IN 1194 A RAGING FIRE BURNED most of the town of Chartres, in France, including its cathedral. Worried citizens feared that their most prized relic, the sacred tunic worn by the Virgin Mary when Christ was born, had gone up in flames as well. Had the Virgin abandoned the town? Suddenly the bishop and his clerics emerged from the cathedral crypt carrying the sacred tunic, which had remained unharmed. They took it as a sign that the Virgin had not only not abandoned her city but also wanted a new and more magnificent cathedral to house her relic. The town dedicated itself to the task; the bishop, his clerics, and the town guilds all gave generously to pay for stonecutters, carvers, glaziers, countless other workmen, and a master builder. Donations poured in from the counts, dukes, and even the king of France. The new cathedral was finished in twenty-six years—a very short time in an age when such churches usually took a century or more to build. Its vault soared 116 feet high; its length stretched more than 100 yards. Its western portals, which had been spared the flames, retained the sculptural decoration—carved around 1150—of the old church: three doorways surrounded and surmounted by figures that demonstrated the close relationship between the truths of divine wisdom, the French royal house, and the seven liberal arts—grammar, rhetoric, logic, arithmetic, geometry, music, and astronomy.

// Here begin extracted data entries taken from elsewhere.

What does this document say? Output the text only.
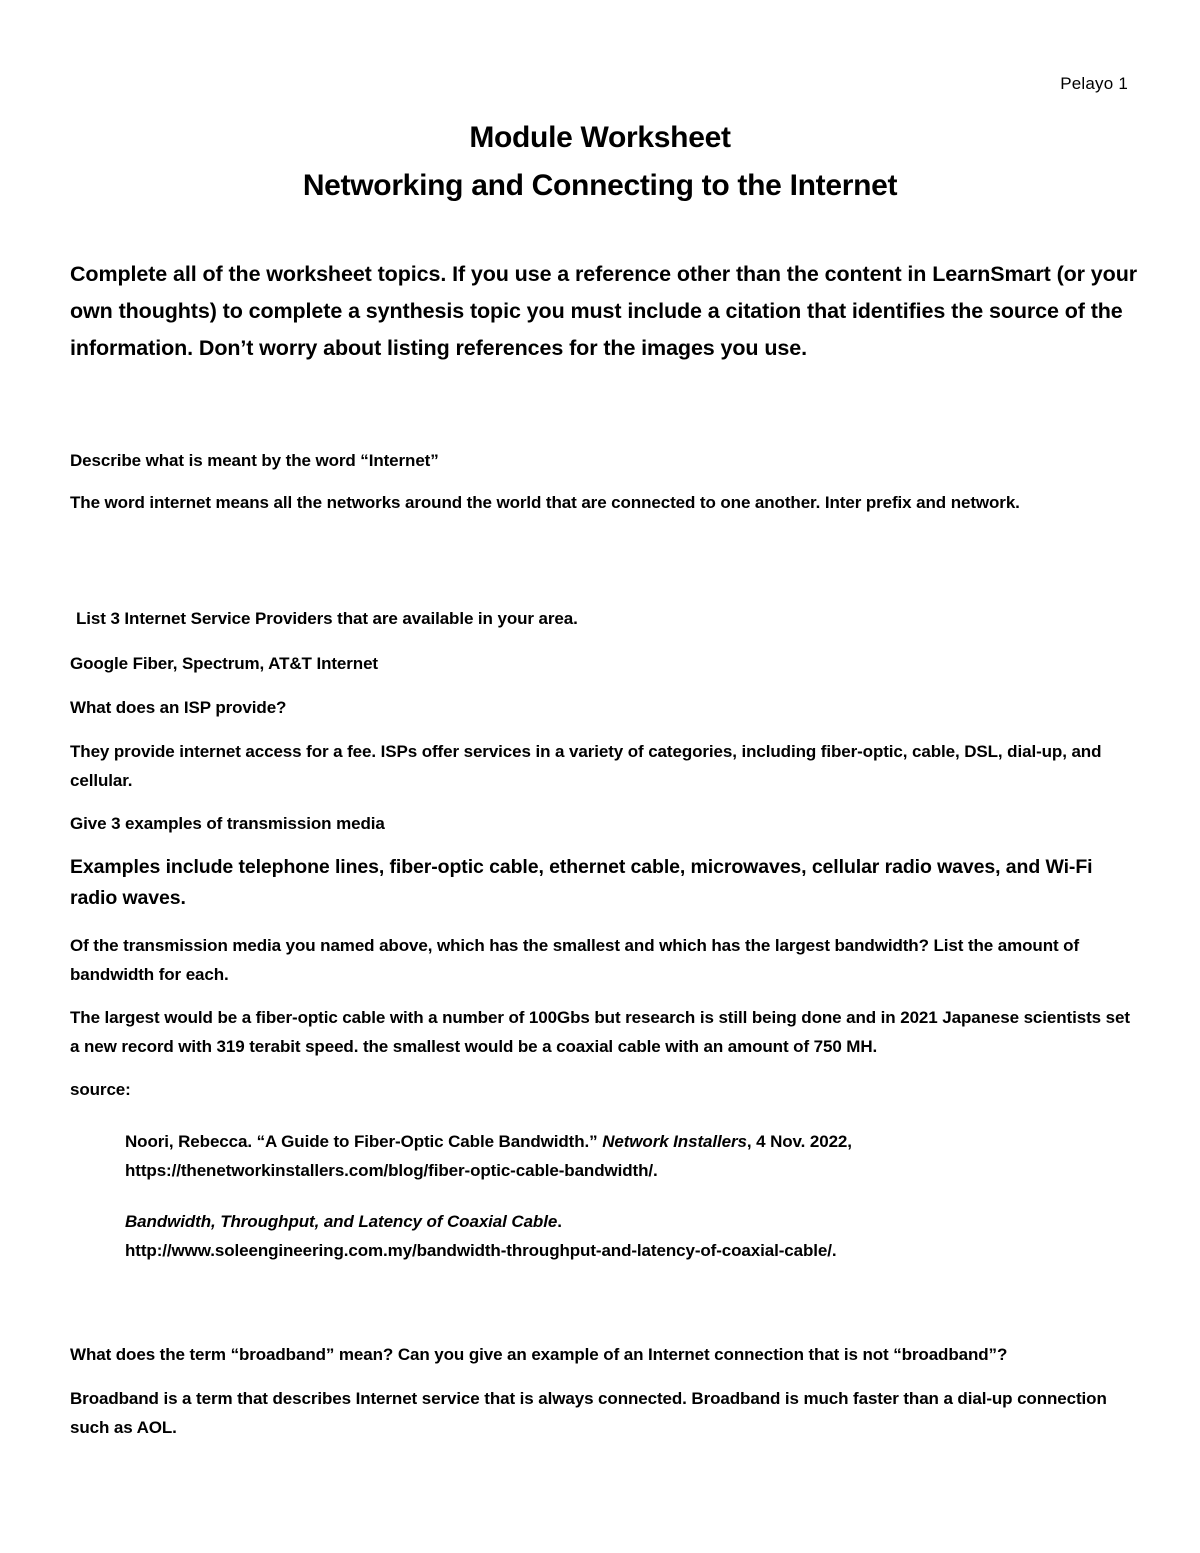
Pelayo 1
Module Worksheet
Networking and Connecting to the Internet
Complete all of the worksheet topics. If you use a reference other than the content in LearnSmart (or your own thoughts) to complete a synthesis topic you must include a citation that identifies the source of the information. Don’t worry about listing references for the images you use.
Describe what is meant by the word “Internet”
The word internet means all the networks around the world that are connected to one another. Inter prefix and network.
List 3 Internet Service Providers that are available in your area.
Google Fiber, Spectrum, AT&T Internet
What does an ISP provide?
They provide internet access for a fee. ISPs offer services in a variety of categories, including fiber-optic, cable, DSL, dial-up, and cellular.
Give 3 examples of transmission media
Examples include telephone lines, fiber-optic cable, ethernet cable, microwaves, cellular radio waves, and Wi-Fi radio waves.
Of the transmission media you named above, which has the smallest and which has the largest bandwidth? List the amount of bandwidth for each.
The largest would be a fiber-optic cable with a number of 100Gbs but research is still being done and in 2021 Japanese scientists set a new record with 319 terabit speed. the smallest would be a coaxial cable with an amount of 750 MH.
source:
Noori, Rebecca. “A Guide to Fiber-Optic Cable Bandwidth.” Network Installers, 4 Nov. 2022,
https://thenetworkinstallers.com/blog/fiber-optic-cable-bandwidth/.
Bandwidth, Throughput, and Latency of Coaxial Cable.
http://www.soleengineering.com.my/bandwidth-throughput-and-latency-of-coaxial-cable/.
What does the term “broadband” mean? Can you give an example of an Internet connection that is not “broadband”?
Broadband is a term that describes Internet service that is always connected. Broadband is much faster than a dial-up connection such as AOL.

The rest of the church was built in a new style: Gothic.
CHAPTER FOCUS What were the cultural and political achievements of the late twelfth century, and what downsides did they have?
The rebuilt cathedral at Chartres sums up in stone the key features that characterized the period from 1150 to 1215 and would mark the rest of the Middle Ages. Its Gothic style—with its high vault, flying buttresses, and enormous stained-glass windows—became the quintessential style of medieval architecture. The celebration of the liberal arts on one of its doorways mirrored the new schools that flourished in the twelfth century and culminated in the universities of the thirteenth. The twenty-four statues of Old Testament figures flanking its western portals were meant to prefigure the kings of France; they demonstrate the extraordinary importance of powerful princes in this period, when monarchies and principalities ceased to be the personal creation of each ruler and became permanent institutions, with professional bureaucratic staffs. The outpouring of popular support that culminated in the building of the cathedral is evidence of a vibrant vernacular (non-Latin-speaking) culture, which expressed itself not only in stone but in literature as well. Finally, the emphasis at Chartres on the divine wisdom echoes the age’s fervor about Christian truths, a zeal that led to the creation of new religious movements even as it stoked the fires of intolerance.